In December, he was assured time and again that everything would proceed as negotiated.
“If you are shipping sausages, cheese or meat products to Northern Ireland, the very easy solution is to stick the ‘Northern Ireland only’ sticker, and … we agreed on a simplified export health certificate. Do you think any of these things have happened? No, none, nothing was done, ”he said.
He described the meeting with Lord Frost as “very difficult”, revealing that the relationship got off to a rocky start when the UK minister announced a unilateral decision to disconnect part of the protocol.
It was only “several hours before our first phone call” and “it was not the best way to start a new relationship,” Šefčovič said.
Now there are fears that the UK, which first threatened to take action with the internal market bill, could take unilateral action for the third time on June 30.
“The problem we have is that the protocol is being implemented in a way that is causing disruption in Northern Ireland and today we had some pretty frank and honest discussions about that situation,” said Frost.
Šefčovič said the UK may not have understood what it was getting into. “It may be that our British partners could not fully estimate the full consequences of the Brexit they have chosen; what it would mean to leave the single market, the customs union, how complex it would be for companies ”, he said.
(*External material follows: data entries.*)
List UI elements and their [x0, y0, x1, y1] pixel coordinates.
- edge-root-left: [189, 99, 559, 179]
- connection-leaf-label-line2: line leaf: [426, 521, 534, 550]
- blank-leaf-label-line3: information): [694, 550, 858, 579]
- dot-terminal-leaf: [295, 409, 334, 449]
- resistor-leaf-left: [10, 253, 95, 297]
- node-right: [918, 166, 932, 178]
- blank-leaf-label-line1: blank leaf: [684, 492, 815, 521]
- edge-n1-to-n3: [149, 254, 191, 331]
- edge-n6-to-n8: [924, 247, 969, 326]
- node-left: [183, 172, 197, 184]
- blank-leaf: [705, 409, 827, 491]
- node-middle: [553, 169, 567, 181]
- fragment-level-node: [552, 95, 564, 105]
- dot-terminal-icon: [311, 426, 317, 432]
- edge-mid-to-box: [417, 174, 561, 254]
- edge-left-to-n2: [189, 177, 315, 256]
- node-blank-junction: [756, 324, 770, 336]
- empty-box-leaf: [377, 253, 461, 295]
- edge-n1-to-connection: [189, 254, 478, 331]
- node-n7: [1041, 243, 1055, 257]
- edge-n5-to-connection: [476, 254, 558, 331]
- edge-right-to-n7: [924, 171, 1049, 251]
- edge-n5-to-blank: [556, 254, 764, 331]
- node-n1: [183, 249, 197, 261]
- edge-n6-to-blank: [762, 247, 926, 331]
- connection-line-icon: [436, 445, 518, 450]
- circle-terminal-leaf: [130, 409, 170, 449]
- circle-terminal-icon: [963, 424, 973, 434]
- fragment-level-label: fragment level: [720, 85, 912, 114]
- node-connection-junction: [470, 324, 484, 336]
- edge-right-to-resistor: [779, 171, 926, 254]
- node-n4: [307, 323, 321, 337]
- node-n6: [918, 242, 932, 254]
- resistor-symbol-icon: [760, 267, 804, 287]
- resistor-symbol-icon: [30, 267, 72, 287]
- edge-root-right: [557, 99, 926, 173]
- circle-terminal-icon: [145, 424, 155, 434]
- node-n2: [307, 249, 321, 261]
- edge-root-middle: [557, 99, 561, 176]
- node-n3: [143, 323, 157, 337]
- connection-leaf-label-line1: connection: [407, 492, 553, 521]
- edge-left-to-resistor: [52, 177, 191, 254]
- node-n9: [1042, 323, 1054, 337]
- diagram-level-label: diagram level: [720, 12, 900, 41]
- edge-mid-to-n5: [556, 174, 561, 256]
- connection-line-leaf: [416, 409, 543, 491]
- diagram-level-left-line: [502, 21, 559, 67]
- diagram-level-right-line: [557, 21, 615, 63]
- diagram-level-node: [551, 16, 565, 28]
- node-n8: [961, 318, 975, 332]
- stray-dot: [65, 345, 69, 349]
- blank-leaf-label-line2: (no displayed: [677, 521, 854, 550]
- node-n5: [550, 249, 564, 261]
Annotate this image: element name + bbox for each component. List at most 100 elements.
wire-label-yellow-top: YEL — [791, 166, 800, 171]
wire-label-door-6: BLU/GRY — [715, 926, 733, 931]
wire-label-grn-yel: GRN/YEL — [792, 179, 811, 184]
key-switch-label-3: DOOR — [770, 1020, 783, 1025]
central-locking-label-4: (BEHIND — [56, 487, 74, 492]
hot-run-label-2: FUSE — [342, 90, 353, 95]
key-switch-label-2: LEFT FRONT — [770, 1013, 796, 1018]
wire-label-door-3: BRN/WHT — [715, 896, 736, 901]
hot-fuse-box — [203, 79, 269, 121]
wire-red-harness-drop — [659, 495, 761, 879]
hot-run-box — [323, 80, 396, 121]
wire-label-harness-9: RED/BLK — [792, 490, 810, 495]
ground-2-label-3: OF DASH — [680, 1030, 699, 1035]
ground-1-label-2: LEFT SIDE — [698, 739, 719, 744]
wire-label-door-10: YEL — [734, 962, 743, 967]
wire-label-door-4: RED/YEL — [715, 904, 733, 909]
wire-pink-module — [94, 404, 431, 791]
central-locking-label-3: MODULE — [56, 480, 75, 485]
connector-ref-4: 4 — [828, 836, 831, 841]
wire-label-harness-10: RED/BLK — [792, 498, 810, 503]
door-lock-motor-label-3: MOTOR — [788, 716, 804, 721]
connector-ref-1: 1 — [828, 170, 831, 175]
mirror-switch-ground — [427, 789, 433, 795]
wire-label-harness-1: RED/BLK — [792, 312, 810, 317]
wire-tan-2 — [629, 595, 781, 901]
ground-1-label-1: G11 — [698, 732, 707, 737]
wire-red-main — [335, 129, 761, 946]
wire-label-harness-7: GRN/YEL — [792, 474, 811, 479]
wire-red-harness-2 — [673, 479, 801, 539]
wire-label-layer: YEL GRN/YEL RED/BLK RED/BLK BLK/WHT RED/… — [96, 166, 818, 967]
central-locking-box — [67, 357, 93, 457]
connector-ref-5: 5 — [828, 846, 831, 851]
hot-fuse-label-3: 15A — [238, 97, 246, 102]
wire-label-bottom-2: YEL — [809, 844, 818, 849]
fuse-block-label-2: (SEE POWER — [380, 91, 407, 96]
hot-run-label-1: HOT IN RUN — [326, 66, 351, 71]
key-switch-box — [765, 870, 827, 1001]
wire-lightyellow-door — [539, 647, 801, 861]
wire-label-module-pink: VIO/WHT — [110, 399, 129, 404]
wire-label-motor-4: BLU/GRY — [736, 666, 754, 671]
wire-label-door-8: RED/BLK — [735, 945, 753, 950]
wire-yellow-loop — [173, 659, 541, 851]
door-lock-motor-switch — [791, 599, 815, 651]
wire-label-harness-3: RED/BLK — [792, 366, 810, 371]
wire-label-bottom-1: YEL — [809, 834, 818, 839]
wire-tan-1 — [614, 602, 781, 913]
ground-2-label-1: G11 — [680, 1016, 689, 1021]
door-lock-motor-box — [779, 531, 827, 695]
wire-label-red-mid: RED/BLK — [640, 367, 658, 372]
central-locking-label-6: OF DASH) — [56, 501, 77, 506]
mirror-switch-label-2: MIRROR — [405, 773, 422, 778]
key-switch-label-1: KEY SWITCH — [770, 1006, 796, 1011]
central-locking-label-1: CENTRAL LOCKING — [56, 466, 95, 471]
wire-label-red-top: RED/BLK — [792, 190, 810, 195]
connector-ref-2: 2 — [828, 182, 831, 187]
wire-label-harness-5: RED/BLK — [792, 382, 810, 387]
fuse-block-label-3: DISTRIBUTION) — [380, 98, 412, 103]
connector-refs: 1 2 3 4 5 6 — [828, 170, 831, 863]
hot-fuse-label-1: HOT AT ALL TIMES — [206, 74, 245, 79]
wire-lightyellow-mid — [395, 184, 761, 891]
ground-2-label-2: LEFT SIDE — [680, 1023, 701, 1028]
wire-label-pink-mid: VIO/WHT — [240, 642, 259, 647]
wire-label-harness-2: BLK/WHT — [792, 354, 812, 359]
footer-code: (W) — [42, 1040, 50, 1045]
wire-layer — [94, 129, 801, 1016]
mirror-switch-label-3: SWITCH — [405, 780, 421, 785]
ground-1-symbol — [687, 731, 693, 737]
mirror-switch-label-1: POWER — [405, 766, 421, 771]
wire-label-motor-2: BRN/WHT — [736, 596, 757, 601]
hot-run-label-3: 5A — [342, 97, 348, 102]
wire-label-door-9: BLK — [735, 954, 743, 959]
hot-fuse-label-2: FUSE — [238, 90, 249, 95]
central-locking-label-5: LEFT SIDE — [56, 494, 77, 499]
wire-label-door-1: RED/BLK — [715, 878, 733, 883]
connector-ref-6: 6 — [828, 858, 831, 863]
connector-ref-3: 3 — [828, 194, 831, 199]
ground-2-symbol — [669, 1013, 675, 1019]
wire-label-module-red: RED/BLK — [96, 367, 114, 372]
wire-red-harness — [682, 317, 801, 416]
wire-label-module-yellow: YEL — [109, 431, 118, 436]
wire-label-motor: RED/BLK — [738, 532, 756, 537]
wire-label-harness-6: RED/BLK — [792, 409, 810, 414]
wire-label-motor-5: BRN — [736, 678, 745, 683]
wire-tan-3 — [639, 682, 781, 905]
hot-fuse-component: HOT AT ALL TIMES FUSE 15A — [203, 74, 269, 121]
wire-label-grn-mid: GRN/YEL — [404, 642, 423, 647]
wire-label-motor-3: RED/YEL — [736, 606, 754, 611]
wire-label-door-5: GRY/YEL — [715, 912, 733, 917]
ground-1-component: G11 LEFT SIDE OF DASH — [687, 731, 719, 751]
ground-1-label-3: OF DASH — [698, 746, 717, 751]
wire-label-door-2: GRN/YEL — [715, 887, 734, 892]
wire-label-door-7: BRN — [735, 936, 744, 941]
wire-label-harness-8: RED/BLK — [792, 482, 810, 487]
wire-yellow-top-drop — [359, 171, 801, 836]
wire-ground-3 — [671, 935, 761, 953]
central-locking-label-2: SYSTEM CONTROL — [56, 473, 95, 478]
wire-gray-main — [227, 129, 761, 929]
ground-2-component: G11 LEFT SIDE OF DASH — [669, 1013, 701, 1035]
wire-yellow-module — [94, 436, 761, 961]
In a statement, the UK side said no substantial progress had been made on the prospect of a veterinary deal that the EU believes could mean that 80% of agri-food controls disappear and could work as a temporary measure.
Ministers have opposed the proposal, saying it would mean London would revert to EU law just six months after Boris Johnson went ahead with a tough Brexit, severing the country’s ties to the bloc’s trade rules.
Other areas where no substantial progress was made, according to the UK, included freedom of movement for passport-free pets, trusted merchant status for agri-food suppliers, and fees on steel and parcels.
Progress was made on the entry of guide dogs into Northern Ireland from Great Britain and the repeated request for EU access to the UK customs IT systems. The EU had promised more proposals on drug supplies and livestock movements, Downing Street said.